FORTRAN introduced polymorphic types in FORTRAN 2003. A review of FORTRAN 2008, J3/10-007r1, states that the class type specifier is used to declare polymorphic entities. A polymorphic entity is a data entity that is able to be of differing dynamic types during program execution.

A review of “Programming Languages — C++” and “The Java® Language Specification Java SE 8 Edition”, shows that both support static binding and dynamic dispatch.

The C++ standard states that virtual functions provide the mechanism for dynamic binding and object-oriented programming. A class that declares or inherits a virtual function is called a polymorphic class.

The Java standard that instance methods provide the mechanism for dynamic dispatch. A method which is not declared static is an instance method.  An instance method is also called a non-static method. In “The Java® Virtual Machine Specification Java SE8 Edition”, instance method is likened to virtual methods in C++.

If FORTRAN, C++ and Java all use dynamic dispatch what is Coplien’s thesis regarding reasoning about FORTRAN and object-oriented programs?

Some thoughts:
  • my analysis of FORTRAN, C++ or Java is incorrect.
  • Coplien’s discussion relies on a version of FORTRAN that predates the introduction of polymorphism.
If my analysis is incorrect then this article is done. If Coplien’s thesis relies on an outdated version of FORTRAN then it is worthwhile understanding how (if) this affects the conclusions.

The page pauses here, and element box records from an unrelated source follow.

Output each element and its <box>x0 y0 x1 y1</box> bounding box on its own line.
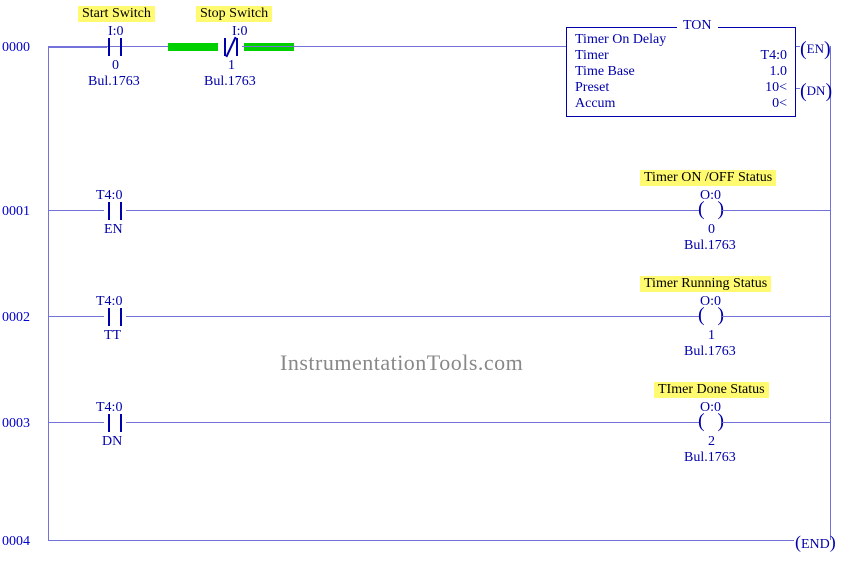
ton-instruction-block: TON Timer On Delay TimerT4:0 Time Base1.… <box>566 27 796 117</box>
output-bul: Bul.1763 <box>684 450 736 466</box>
rung-number: 0002 <box>2 310 30 326</box>
ton-row-label: Preset <box>575 80 609 96</box>
contact-no-icon <box>104 308 126 326</box>
rung-wire <box>126 210 700 211</box>
output-label: TImer Done Status <box>654 382 769 398</box>
left-rail <box>48 46 49 540</box>
output-bul: Bul.1763 <box>684 238 736 254</box>
ton-row-label: Time Base <box>575 64 635 80</box>
ton-row-val: 1.0 <box>770 64 788 80</box>
rung-number: 0004 <box>2 534 30 550</box>
output-coil-icon: () <box>700 202 722 220</box>
rung-wire <box>48 540 794 541</box>
ton-row-val: 10< <box>765 80 787 96</box>
contact-sub: DN <box>102 434 122 450</box>
watermark-text: InstrumentationTools.com <box>280 350 523 376</box>
ton-title: TON <box>677 18 718 34</box>
start-bul: Bul.1763 <box>88 74 140 90</box>
start-contact-no-icon <box>104 38 126 56</box>
rung-number: 0001 <box>2 204 30 220</box>
rung-wire <box>722 316 830 317</box>
en-coil: (EN) <box>800 38 831 61</box>
output-bit: 2 <box>708 434 715 450</box>
right-rail <box>830 46 831 540</box>
output-label: Timer Running Status <box>640 276 771 292</box>
contact-sub: EN <box>104 222 123 238</box>
rung-wire <box>49 47 107 48</box>
ton-row-val: T4:0 <box>761 48 787 64</box>
stop-bit: 1 <box>228 58 235 74</box>
end-instruction: (END) <box>795 532 836 553</box>
rung-wire <box>722 210 830 211</box>
output-coil-icon: () <box>700 414 722 432</box>
ton-line1: Timer On Delay <box>575 32 787 48</box>
output-bit: 0 <box>708 222 715 238</box>
rung-wire <box>126 422 700 423</box>
contact-no-icon <box>104 414 126 432</box>
rung-wire <box>48 210 104 211</box>
rung-number: 0003 <box>2 416 30 432</box>
rung-wire <box>48 422 104 423</box>
output-bit: 1 <box>708 328 715 344</box>
contact-sub: TT <box>104 328 121 344</box>
stop-contact-nc-icon <box>220 38 242 56</box>
rung-wire <box>126 316 700 317</box>
start-bit: 0 <box>112 58 119 74</box>
rung-wire <box>48 316 104 317</box>
rung-wire <box>722 422 830 423</box>
output-label: Timer ON /OFF Status <box>640 170 776 186</box>
energized-indicator <box>168 43 218 51</box>
ton-row-label: Accum <box>575 96 615 112</box>
energized-indicator <box>244 43 294 51</box>
stop-bul: Bul.1763 <box>204 74 256 90</box>
rung-wire <box>242 46 566 47</box>
output-bul: Bul.1763 <box>684 344 736 360</box>
ton-row-label: Timer <box>575 48 609 64</box>
ton-row-val: 0< <box>772 96 787 112</box>
output-coil-icon: () <box>700 308 722 326</box>
stop-switch-label: Stop Switch <box>196 6 272 22</box>
start-switch-label: Start Switch <box>78 6 155 22</box>
dn-coil: (DN) <box>800 80 832 103</box>
contact-no-icon <box>104 202 126 220</box>
rung-number: 0000 <box>2 40 30 56</box>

I’ll assume that my analysis is correct and Coplien refers to an outdated version of FORTRAN for purposes of supporting his thesis. Reliance upon an old version of FORTRAN is in line with the article’s introduction, which makes FORTRAN sound ancient.

Relying on an outdated version of FORTRAN requires that it not support polymorphism. FORTRAN 95 does not support polymorphism. FORTRAN 95 is an official standard and no public previews are available. (FORTRAN 77 introduced ad-hoc polymorphism for operators and I’ll ignore this. [Wikipedia])

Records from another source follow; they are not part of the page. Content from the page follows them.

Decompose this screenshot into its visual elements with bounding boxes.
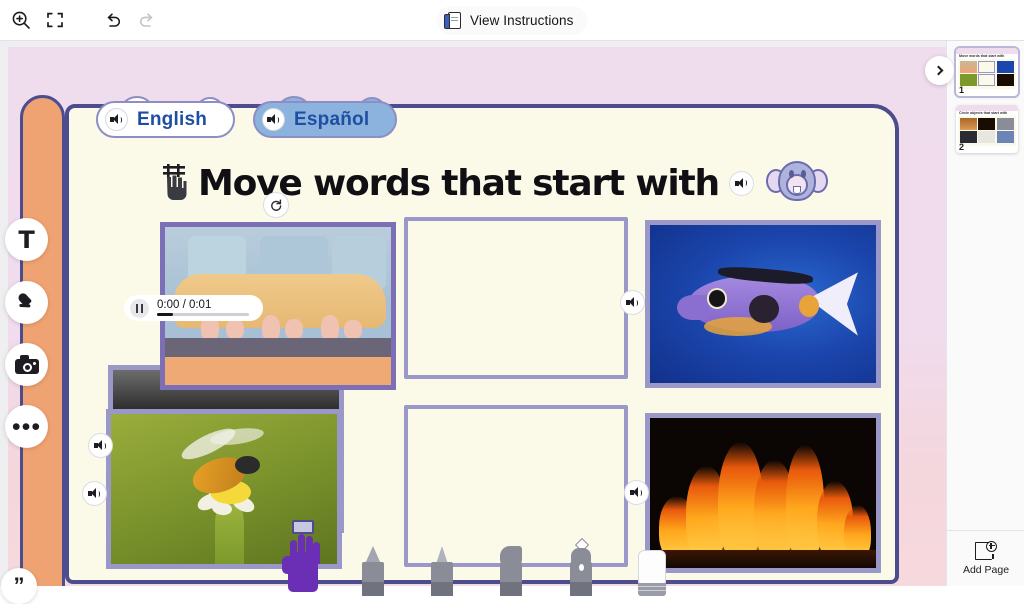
speaker-icon-spanish[interactable] <box>262 108 286 131</box>
text-icon: T <box>18 225 35 254</box>
zoom-in-icon[interactable] <box>6 5 36 35</box>
pages-panel: Move words that start with 1 Circle obje… <box>925 41 1024 586</box>
page-thumbnail-2[interactable]: Circle objects that start with 2 <box>956 105 1018 153</box>
pause-icon[interactable] <box>130 298 149 318</box>
fullscreen-icon[interactable] <box>40 5 70 35</box>
page-thumbnail-1[interactable]: Move words that start with 1 <box>954 46 1020 98</box>
page-plus-icon <box>975 540 997 560</box>
view-instructions-button[interactable]: View Instructions <box>437 6 587 35</box>
marker-icon[interactable] <box>496 538 526 596</box>
slide-canvas[interactable]: English Español Move words that start wi… <box>8 47 946 586</box>
top-toolbar: View Instructions <box>0 0 1024 41</box>
camera-icon <box>14 355 39 374</box>
chevron-right-icon[interactable] <box>925 56 954 85</box>
video-time-display: 0:00 / 0:01 <box>157 298 212 311</box>
add-page-label: Add Page <box>962 563 1010 576</box>
microphone-tool[interactable] <box>5 281 48 324</box>
hand-pointer-icon[interactable] <box>282 520 326 592</box>
image-card-fire[interactable] <box>645 413 881 573</box>
reset-rotate-icon[interactable] <box>263 192 289 218</box>
page-thumbnail-1-title: Move words that start with <box>959 54 1005 58</box>
page-thumbnail-1-number: 1 <box>959 85 965 95</box>
page-thumbnail-2-title: Circle objects that start with <box>959 111 1008 115</box>
book-icon <box>444 11 463 30</box>
speaker-icon-title[interactable] <box>728 170 754 196</box>
speaker-icon-drop-zone-1[interactable] <box>620 290 645 315</box>
language-toggle-group: English Español <box>96 96 398 138</box>
slide-title-row: Move words that start with <box>158 159 828 207</box>
eraser-icon[interactable] <box>638 544 666 596</box>
image-card-fish[interactable] <box>645 220 881 388</box>
pencil-icon[interactable] <box>358 538 388 596</box>
language-label-spanish: Español <box>294 108 370 130</box>
microphone-icon <box>11 287 42 318</box>
add-page-button[interactable]: Add Page <box>947 530 1024 586</box>
hand-drag-icon <box>158 164 192 202</box>
speaker-icon-card-bee[interactable] <box>82 481 107 506</box>
language-button-english[interactable]: English <box>96 96 236 138</box>
binder-spine <box>20 95 65 586</box>
speaker-icon-drop-zone-2[interactable] <box>624 480 649 505</box>
view-instructions-label: View Instructions <box>470 13 574 28</box>
monkey-face-icon <box>765 159 828 207</box>
speaker-icon-card-grey[interactable] <box>88 433 113 458</box>
redo-icon[interactable] <box>132 5 162 35</box>
text-tool[interactable]: T <box>5 218 48 261</box>
camera-tool[interactable] <box>5 343 48 386</box>
drop-zone-1[interactable] <box>404 217 628 379</box>
language-label-english: English <box>137 108 208 130</box>
quote-icon: ” <box>13 573 25 598</box>
quote-tool[interactable]: ” <box>1 568 37 604</box>
more-dots-icon: ••• <box>11 412 42 441</box>
workspace: English Español Move words that start wi… <box>0 41 1024 604</box>
speaker-icon-english[interactable] <box>105 108 128 131</box>
pencil-thin-icon[interactable] <box>427 538 457 596</box>
glitter-pen-icon[interactable] <box>566 537 596 596</box>
more-tool[interactable]: ••• <box>5 405 48 448</box>
language-button-spanish[interactable]: Español <box>253 96 398 138</box>
page-thumbnail-2-number: 2 <box>959 142 965 152</box>
video-controls[interactable]: 0:00 / 0:01 <box>124 295 263 321</box>
video-progress-bar[interactable] <box>157 313 249 317</box>
undo-icon[interactable] <box>98 5 128 35</box>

Assuming an outdated version of FORTRAN, then all three programming languages support early binding. C++ and Java support dynamic dispatch. FORTRAN does not. There is no need to examine early binding as it is common to all three languages.

Dynamic dispatch is the process of selecting which implementation of a polymorphic operation (method or function) to call at run time. It contrasts with static dispatch in which the implementation of a polymorphic operation is selected at compile-time. Its purpose is to support cases where the appropriate implementation of a polymorphic operation can't be determined at compile time because it depends on the runtime type of one or more actual parameters to the operation. [Wikipedia]

In effect, you can’t reason about an object-oriented program without executing them because the behaviour of the program isn’t known until runtime. It isn’t known because the runtime type of one or more method parameters isn’t known until runtime.

FORTRAN is over-simplified in this article. Current implementations of FORTRAN support polymorphism and use dynamic dispatch to do so. This has no bearing on the position that object-oriented programs need to be executed in order to obtain an explicit calling sequence (or context) but it does clear up my confusion regarding the comments on FORTRAN—they illustrate the differences between a procedural and an object-oriented programming language.

My focus on polymorphism may also miss the point. The point may be that inheritance is a key differentiator over procedural programming languages and a key contributor to the complexity of testing object-oriented programs. Inheritance may be a better focus as polymorphism is required to enable it.